I came to this spot with honest intentions of writing solely about a 21-year-old baseball phenom, but it's clear I'm instead in one of those dangerous places — fueled by pleasure reading, that rarest of things these days — where larger thoughts are intersecting with smaller ones.

If you came here looking for a dissection of a swing, a pleasant talk about OPS or even just a fawning hero's welcome … sorry, this is not that place.

And so: I'm reading "Excellent Sheep: The Miseducation of the American Elite and the Way to a Meaningful Life," a scathing critique of the current elite university education system and the perfect (but perfectly bereft of true direction or soul) students it is churning out these days. It is written by William Deresiewicz, a former Yale professor. I am not done with it, but I can already tell it is excellent.

One particular passage early on struck me:

"A former student sent me an essay he wrote, a few years after college, called 'The Paradox of Potential.' Yale students, he said, are like stem cells. They can be anything in the world, so they try to delay for as long as possible the moment when they have to become just one thing in particular. Possibility, paradoxically, becomes limitation."

In the larger context of life, I see this paralysis of possibility playing out on a daily basis — even with myself. The world has become so large and so small at once that there exist limitless choices.
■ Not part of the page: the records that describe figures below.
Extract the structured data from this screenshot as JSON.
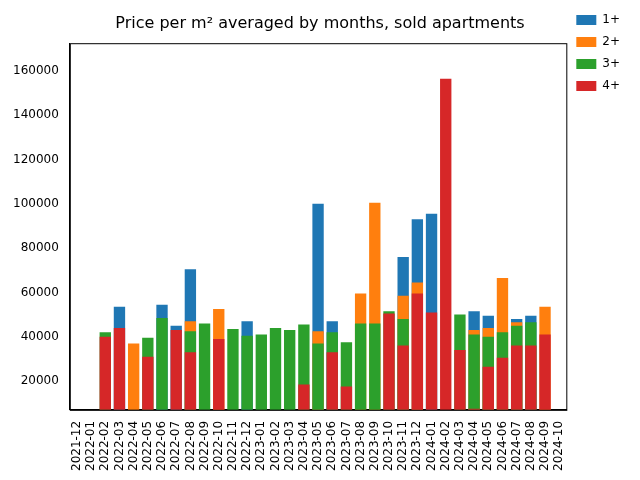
{
  "chart_data": {
    "type": "bar",
    "title": "Price per m² averaged by months, sold apartments",
    "categories": [
      "2021-12",
      "2022-01",
      "2022-02",
      "2022-03",
      "2022-04",
      "2022-05",
      "2022-06",
      "2022-07",
      "2022-08",
      "2022-09",
      "2022-10",
      "2022-11",
      "2022-12",
      "2023-01",
      "2023-02",
      "2023-03",
      "2023-04",
      "2023-05",
      "2023-06",
      "2023-07",
      "2023-08",
      "2023-09",
      "2023-10",
      "2023-11",
      "2023-12",
      "2024-01",
      "2024-02",
      "2024-03",
      "2024-04",
      "2024-05",
      "2024-06",
      "2024-07",
      "2024-08",
      "2024-09",
      "2024-10"
    ],
    "series": [
      {
        "name": "1+",
        "color": "#1f77b4",
        "values": [
          null,
          null,
          null,
          53500,
          null,
          null,
          54500,
          45000,
          70500,
          null,
          null,
          null,
          47000,
          null,
          null,
          null,
          null,
          100000,
          47000,
          null,
          null,
          null,
          null,
          76000,
          93000,
          95500,
          null,
          null,
          51500,
          49500,
          null,
          48000,
          49500,
          null,
          null
        ]
      },
      {
        "name": "2+",
        "color": "#ff7f0e",
        "values": [
          null,
          null,
          null,
          null,
          37000,
          null,
          null,
          null,
          47000,
          null,
          52500,
          null,
          null,
          null,
          null,
          null,
          null,
          42500,
          null,
          null,
          59500,
          100500,
          null,
          58500,
          64500,
          null,
          null,
          null,
          43000,
          44000,
          66500,
          46500,
          null,
          53500,
          null
        ]
      },
      {
        "name": "3+",
        "color": "#2ca02c",
        "values": [
          null,
          null,
          42000,
          null,
          null,
          39500,
          48500,
          null,
          42500,
          46000,
          null,
          43500,
          40500,
          41000,
          44000,
          43000,
          45500,
          37000,
          42000,
          37500,
          46000,
          46000,
          51500,
          48000,
          null,
          null,
          null,
          50000,
          41000,
          40000,
          42000,
          45000,
          46500,
          null,
          null
        ]
      },
      {
        "name": "4+",
        "color": "#d62728",
        "values": [
          null,
          null,
          40000,
          44000,
          null,
          31000,
          null,
          43000,
          33000,
          null,
          39000,
          null,
          null,
          null,
          null,
          null,
          18500,
          null,
          33000,
          17500,
          null,
          null,
          50500,
          36000,
          59500,
          51000,
          156500,
          34000,
          7500,
          26500,
          30500,
          36000,
          36000,
          41000,
          null
        ]
      }
    ],
    "ylim": [
      7000,
      172500
    ],
    "yticks": [
      20000,
      40000,
      60000,
      80000,
      100000,
      120000,
      140000,
      160000
    ],
    "grid": false,
    "legend": "upper right"
  }
}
But within those limitless choices comes the infinite chance that you might pick the wrong thing. So we have become a nation (and I imagine it extends beyond our borders) of dabblers, poking our toes into the water long enough to get wet but not long enough to go for a swim. And we have become a nation that covets a herd even at a time when we've never had more freedom.

It is felt in something as mundane as deciding where to have dinner or what to do on a particular evening. We are afraid to fail, and we are afraid to appear anything less than perfect. We constantly compare ourselves to others because Twitter, Instagram and Facebook give us that kind of instant feedback and comparative one-upping space. Sure, you had a nice weekend. But did you have a nice enough weekend? Because a lot of people ate well, drank well and traveled well. Are you really that cool? Are you afraid to admit you might not be?

And so we sit, sometimes, frozen — grabbing onto whatever we can hold, going all-in only on sure things, trying not to get left behind — and surely terrified. For students — who have been prepping for big things their whole lives by working themselves to the nub without understanding at all what they're working toward — Deresiewicz finds this manifests itself in passionless careers that check all the right boxes for a middle-to-upper-middle-class existence. Because school hasn't been providing knowledge; it has merely been providing a track.

This fear of failure has nothing to do with Byron Buxton, and it has everything to do with Byron Buxton — or more specifically, the modern Minnesota sports fan and how he or she sees Byron Buxton.

This is a type of fandom that explains the meteoric rise in all things off-field, to the point now that I'm not even sure sometimes why they play the games. Surely the ESPN hype machine has helped sell the NFL Draft, but they're not exactly peddling ice cubes at the North Pole. They've tapped into the seduction of possibilities that drives the modern 20-somethings and 30-somethings (yes, I'm still a part of this), and there's no greater fodder for this than an event where every team gets better, every team can be compared against the other, and everybody is 0-0. It's a safe place where you might get angry, but you won't have your heart broken. Free agency and trade speculation are more of the same — events that allow our imaginations to run wild without any real danger.

Even advanced statistics, which are wonderful, crazy and terrible all at once, are a concerted effort to find order in the chaos and absolute truth regardless of what happens on the field — to find the highest probabilities in the best of times, to have a scapegoat in the math in the worst of times.

Me? No. I was not wrong. I did not fail. The numbers said …

And now Byron Buxton. For three years now, all we've known is this young prospect who will someday be so very, very good for the Twins. He is part of a new wave that will save everything and make life better. He'll be Kirby Puckett and Mike Trout rolled into one, only faster. And all this losing? Wait. Just wait.

We expect Buxton to be so many great things and are excited to find out if he can be so many great things. But now that he is here, it is clear that we are also so terrified to find out.

It is clear from the tension on Twitter, broken only by ironic jokes that also show a level of terror. It is clear when Bert Blyleven awkwardly blurts out "send him down!" as a joke after Buxton strikes out in his first at-bat.

Because not knowing, and simply believing in the track record, the numbers, the high draft position — that was a sure thing. This is real life now. These are real major league pitches. This is the harsh reality of a player who goes 0-for-4 with two strikeouts in his debut, mixed with the breathtaking speed that so easily scores the winning run.

We're past potential now, into the dirty world of reality. If Buxton is as great as we all believe he will be, he will fail thousands of times. If he's less than great, he won't get the chance to fail as much. If that's not a lesson that failing doesn't make you a failure, I don't know what is.

The only failure is being too scared to try. I just hope we can try to push aside the fear and enjoy watching Buxton become whatever he is.